An updated overview on clinical and developmental trajectories of developmental and epileptic encephalopathies: From childhood to adulthood

Developmental and epileptic encephalopathies (DEEs) are a group of diseases characterized by recurring drug-resistant seizures, frequent EEG epileptiform abnormalities and a developmental slowing/regression. This narrative review aimed to analyse the progression of DEEs across the lifespan to characterize the clinical and developmental implications of these conditions in the different age-ranges. The lifespan evolution of DEEs includes age-dependent patterns ranging from severe epilepsy phenotypes during the infancy associated with the loss of previously acquired developmental milestones to a decreased seizure frequency in patients with a profound intellectual/motor disability, a possible neurodegenerative course or a hypokinetic movement disorder consistent with parkinsonian features during adulthood. Seizure semeiology may be variable with earlier forms mainly presenting with tonic and myoclonic seizures and motor manifestations being more concentrated during the sleep in adults.
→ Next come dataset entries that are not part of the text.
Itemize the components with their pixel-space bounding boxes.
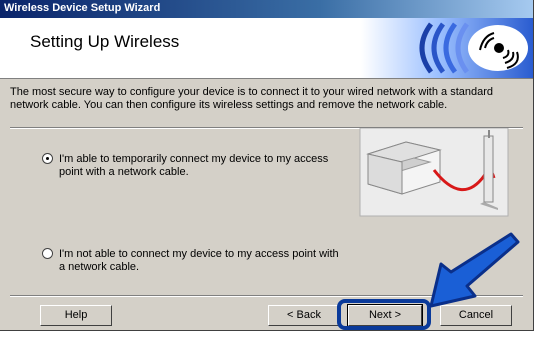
option-label: I'm not able to connect my device to my … <box>59 248 339 273</box>
title-bar[interactable]: Wireless Device Setup Wizard <box>0 0 533 18</box>
help-button[interactable]: Help <box>40 305 112 326</box>
radio-button[interactable] <box>42 248 53 259</box>
wireless-logo-icon <box>361 18 533 78</box>
pointer-arrow-icon <box>429 232 520 308</box>
radio-button-selected[interactable] <box>42 153 53 164</box>
option-connect-with-cable[interactable]: I'm able to temporarily connect my devic… <box>42 153 347 181</box>
page-title: Setting Up Wireless <box>30 32 180 51</box>
intro-text: The most secure way to configure your de… <box>10 86 494 111</box>
back-button[interactable]: < Back <box>268 305 340 326</box>
option-label: I'm able to temporarily connect my devic… <box>59 153 329 178</box>
wizard-header: Setting Up Wireless <box>0 18 533 79</box>
option-cannot-connect[interactable]: I'm not able to connect my device to my … <box>42 248 347 276</box>
printer-cable-illustration <box>359 128 509 217</box>
next-button-highlight <box>337 299 431 330</box>
window-title: Wireless Device Setup Wizard <box>4 2 161 14</box>
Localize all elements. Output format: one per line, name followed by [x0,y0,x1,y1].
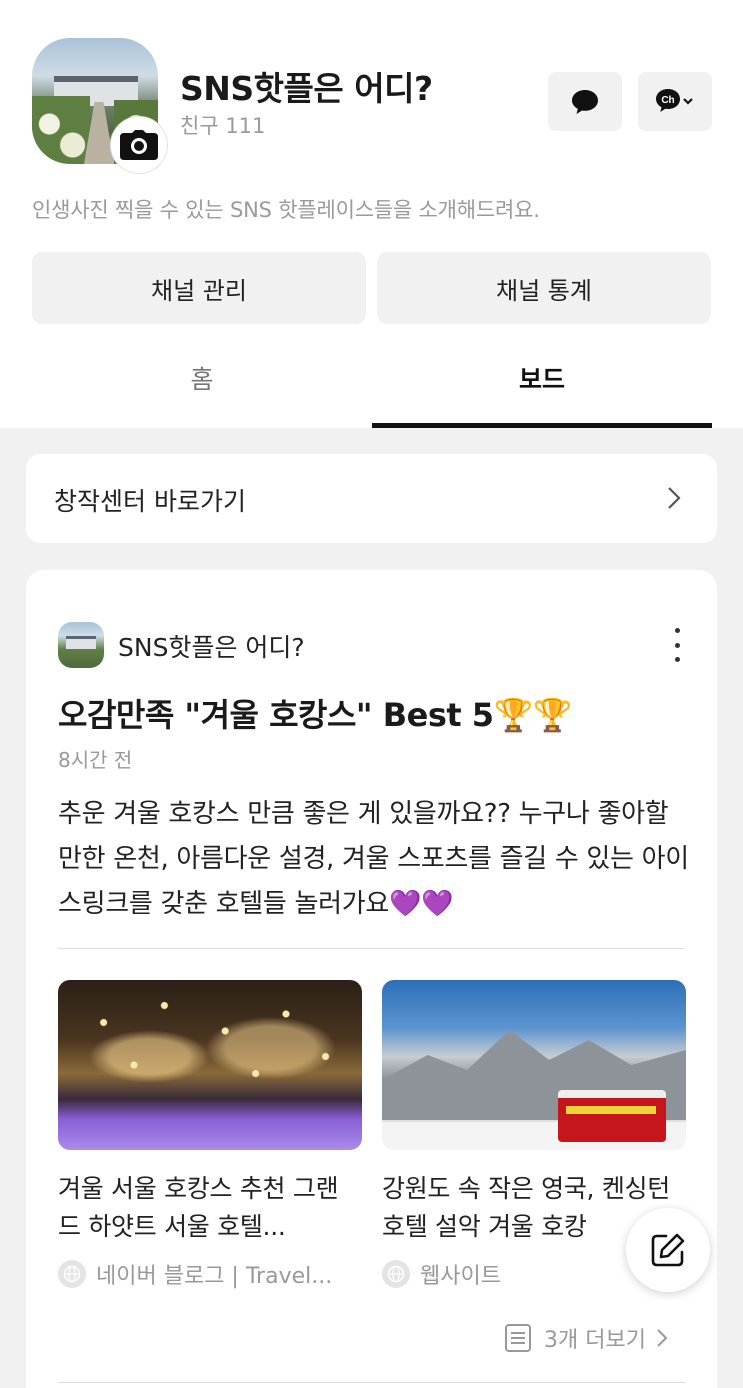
more-vertical-icon[interactable] [670,628,684,662]
document-icon [505,1324,531,1352]
link-source-1: 네이버 블로그 | Travel... [58,1258,332,1290]
post-title[interactable]: 오감만족 "겨울 호캉스" Best 5🏆🏆 [58,690,573,736]
profile-header: SNS핫플은 어디? 친구 111 Ch 인생사진 찍을 수 있는 SNS 핫플… [0,0,743,428]
chevron-right-icon [657,1329,668,1347]
channel-stats-button[interactable]: 채널 통계 [377,252,711,324]
chevron-right-icon [668,487,681,509]
divider [58,948,685,949]
link-source-label-1: 네이버 블로그 | Travel... [96,1264,333,1289]
link-thumbnail-1[interactable] [58,980,362,1150]
post-author-name[interactable]: SNS핫플은 어디? [118,628,305,664]
channel-name: SNS핫플은 어디? [180,69,433,108]
camera-icon[interactable] [110,116,168,174]
globe-icon [382,1260,410,1288]
active-tab-indicator [372,423,712,428]
post-timestamp: 8시간 전 [58,748,133,772]
write-post-button[interactable] [626,1208,710,1292]
channel-description: 인생사진 찍을 수 있는 SNS 핫플레이스들을 소개해드려요. [32,198,540,222]
divider [58,1382,685,1383]
link-source-2: 웹사이트 [382,1258,501,1290]
creator-center-link[interactable]: 창작센터 바로가기 [26,454,717,543]
channel-manage-button[interactable]: 채널 관리 [32,252,366,324]
link-title-1[interactable]: 겨울 서울 호캉스 추천 그랜드 하얏트 서울 호텔... [58,1170,358,1246]
link-thumbnail-2[interactable] [382,980,686,1150]
channel-menu-button[interactable]: Ch [638,72,712,131]
tab-board[interactable]: 보드 [372,360,712,396]
more-links-button[interactable]: 3개 더보기 [504,1322,668,1354]
post-author-avatar[interactable] [58,622,104,668]
edit-icon [651,1233,685,1267]
chat-button[interactable] [548,72,622,131]
post-card: SNS핫플은 어디? 오감만족 "겨울 호캉스" Best 5🏆🏆 8시간 전 … [26,570,717,1388]
more-links-label: 3개 더보기 [544,1328,646,1353]
channel-icon-label: Ch [661,95,674,106]
globe-icon [58,1260,86,1288]
channel-icon: Ch [656,88,693,112]
friend-count[interactable]: 친구 111 [180,110,265,140]
tab-home[interactable]: 홈 [32,360,372,396]
chat-bubble-icon [572,89,598,114]
post-body: 추운 겨울 호캉스 만큼 좋은 게 있을까요?? 누구나 좋아할 만한 온천, … [58,799,689,919]
creator-center-label: 창작센터 바로가기 [54,487,246,516]
link-source-label-2: 웹사이트 [420,1264,501,1289]
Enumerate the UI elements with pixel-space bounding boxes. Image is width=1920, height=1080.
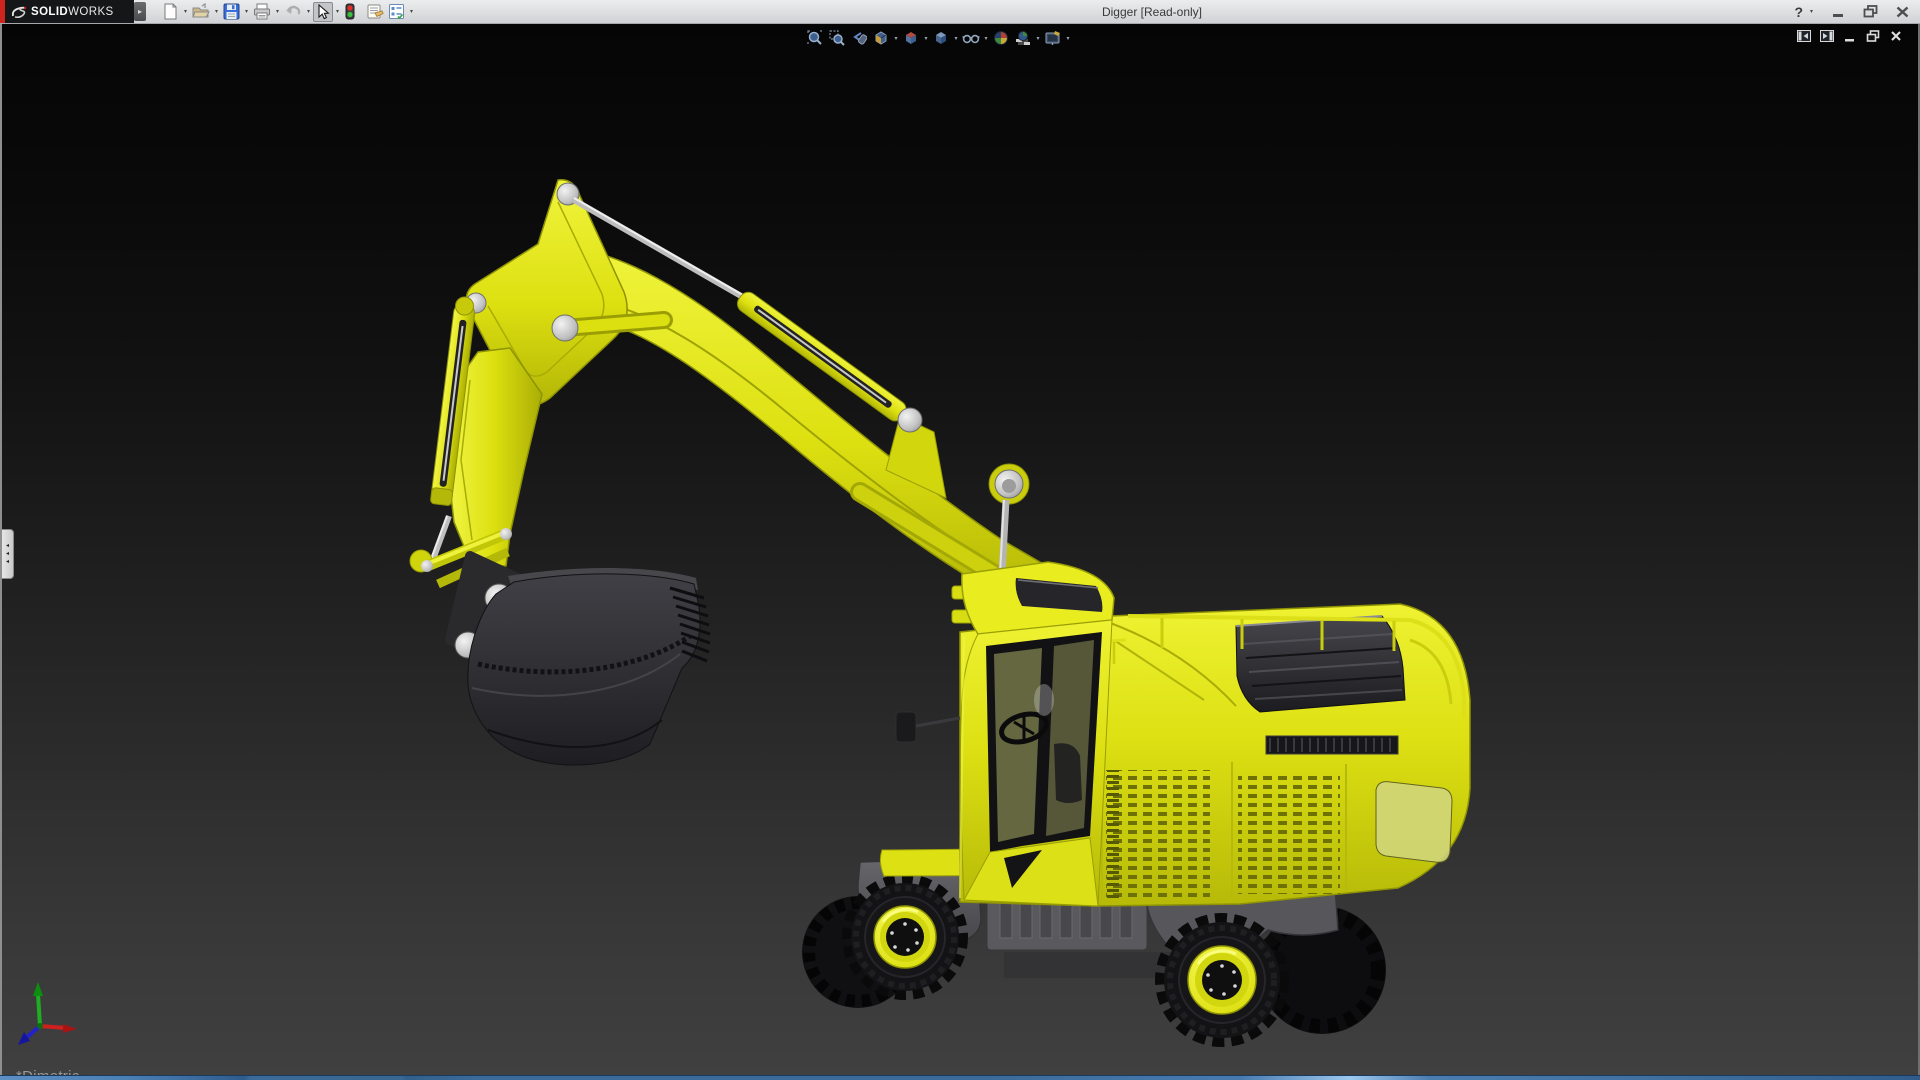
zoom-to-fit-button[interactable] — [804, 28, 826, 48]
select-caret[interactable]: ▾ — [333, 8, 342, 15]
toggle-left-pane-icon — [1797, 30, 1811, 42]
section-view-icon — [875, 31, 887, 45]
zoom-to-area-button[interactable] — [826, 28, 848, 48]
save-icon — [223, 3, 240, 20]
minimize-document-icon — [1845, 39, 1854, 42]
undo-icon — [286, 5, 301, 15]
new-document-button[interactable] — [160, 2, 181, 22]
select-button[interactable] — [313, 1, 333, 22]
view-orientation-caret[interactable]: ▾ — [922, 35, 930, 42]
bucket — [467, 567, 711, 766]
headsup-view-toolbar: ▾ ▾ ▾ ▾ ▾ ▾ — [804, 27, 1072, 49]
options-button[interactable] — [386, 2, 407, 22]
title-bar: SOLIDWORKS ▸ ▾ ▾ ▾ ▾ ▾ ▾ ▾ Digger [Read-… — [0, 0, 1920, 24]
view-settings-button[interactable] — [1042, 28, 1064, 48]
splitter-arrow-icon: ◂ — [5, 559, 9, 565]
open-document-button[interactable] — [190, 2, 212, 22]
close-window-button[interactable] — [1892, 3, 1912, 21]
help-button[interactable]: ? — [1794, 4, 1803, 20]
main-toolbar: ▾ ▾ ▾ ▾ ▾ ▾ ▾ — [160, 1, 416, 22]
options-icon — [389, 4, 404, 20]
new-document-caret[interactable]: ▾ — [181, 8, 190, 15]
print-icon — [254, 3, 270, 20]
open-document-caret[interactable]: ▾ — [212, 8, 221, 15]
close-document-button[interactable] — [1888, 29, 1904, 43]
excavator-model[interactable] — [2, 23, 1918, 1080]
toggle-right-pane-button[interactable] — [1819, 29, 1835, 43]
view-orientation-icon — [906, 32, 916, 44]
rebuild-button[interactable] — [342, 2, 358, 22]
window-controls: ? ▾ — [1794, 0, 1912, 23]
solidworks-logo-icon — [11, 6, 27, 18]
brand-text: SOLIDWORKS — [31, 5, 114, 18]
boom-arm — [559, 245, 1055, 605]
undo-button[interactable] — [282, 2, 304, 22]
splitter-arrow-icon: ◂ — [5, 551, 9, 557]
splitter-arrow-icon: ◂ — [5, 543, 9, 549]
display-style-caret[interactable]: ▾ — [952, 35, 960, 42]
section-view-caret[interactable]: ▾ — [892, 35, 900, 42]
edit-appearance-button[interactable] — [990, 28, 1012, 48]
view-orientation-button[interactable] — [900, 28, 922, 48]
undo-caret[interactable]: ▾ — [304, 8, 313, 15]
hide-show-items-caret[interactable]: ▾ — [982, 35, 990, 42]
feature-panel-splitter[interactable]: ◂ ◂ ◂ — [2, 529, 14, 579]
hide-show-items-button[interactable] — [960, 28, 982, 48]
minimize-document-button[interactable] — [1842, 29, 1858, 43]
minimize-window-button[interactable] — [1828, 3, 1848, 21]
toggle-right-pane-icon — [1820, 30, 1834, 42]
menu-flyout-button[interactable]: ▸ — [134, 2, 146, 21]
toggle-left-pane-button[interactable] — [1796, 29, 1812, 43]
graphics-viewport[interactable]: ▾ ▾ ▾ ▾ ▾ ▾ ◂ ◂ ◂ *Dimetric — [0, 23, 1920, 1080]
rebuild-traffic-light-icon — [345, 3, 355, 20]
display-style-icon — [936, 32, 946, 44]
open-document-icon — [192, 3, 210, 18]
options-caret[interactable]: ▾ — [407, 8, 416, 15]
view-settings-icon — [1045, 31, 1060, 45]
view-settings-caret[interactable]: ▾ — [1064, 35, 1072, 42]
close-document-icon — [1891, 31, 1901, 41]
file-properties-button[interactable] — [364, 2, 386, 22]
minimize-window-icon — [1832, 13, 1843, 17]
new-document-icon — [164, 3, 177, 20]
restore-document-button[interactable] — [1865, 29, 1881, 43]
close-window-icon — [1896, 6, 1908, 17]
restore-document-icon — [1866, 30, 1880, 42]
file-properties-icon — [367, 4, 384, 19]
hide-show-items-icon — [962, 34, 980, 44]
zoom-to-fit-icon — [807, 30, 822, 45]
print-caret[interactable]: ▾ — [273, 8, 282, 15]
solidworks-window: ▾ ▾ ▾ ▾ ▾ ▾ ◂ ◂ ◂ *Dimetric SOLIDWORKS ▸… — [0, 0, 1920, 1080]
zoom-to-area-icon — [829, 30, 845, 46]
help-caret[interactable]: ▾ — [1807, 8, 1816, 15]
save-button[interactable] — [221, 2, 242, 22]
document-window-controls — [1796, 29, 1904, 43]
display-style-button[interactable] — [930, 28, 952, 48]
boom-cylinder — [572, 197, 947, 499]
print-button[interactable] — [251, 2, 273, 22]
solidworks-logo[interactable]: SOLIDWORKS — [5, 0, 134, 23]
apply-scene-button[interactable] — [1012, 28, 1034, 48]
section-view-button[interactable] — [870, 28, 892, 48]
orientation-triad — [18, 982, 77, 1045]
taskbar-edge[interactable] — [0, 1075, 1920, 1080]
edit-appearance-icon — [994, 31, 1008, 45]
window-title: Digger [Read-only] — [1101, 4, 1203, 19]
apply-scene-caret[interactable]: ▾ — [1034, 35, 1042, 42]
previous-view-button[interactable] — [848, 28, 870, 48]
previous-view-icon — [853, 32, 867, 45]
restore-window-icon — [1863, 5, 1877, 18]
save-caret[interactable]: ▾ — [242, 8, 251, 15]
restore-window-button[interactable] — [1860, 3, 1880, 21]
select-cursor-icon — [318, 3, 330, 19]
apply-scene-icon — [1016, 30, 1030, 45]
EEG patterns may vary between abundant interictal epileptiform abnormalities in most cases with a worse developmental outcome associated with an earlier age at their detection. The developmental impact of DEEs depends on the underlying aetiologies, the evolution of epilepsy phenotypes and the effects of antiseizure treatments. Predictors of negative outcome influencing neurocognitive, emotional and behavioural functioning include earlier age at seizure-onset, earlier age at the introduction of antiseizure treatments, altered EEG maturation/organization, longer history of epilepsy and occurrence of status epilepticus. The optimization of transition of care to adult epilepsy centres might include a model of global reassessment based on the evaluation of seizure freedom and cognitive patterns, self-independence and social relationships and of the burden of the disease on caregivers.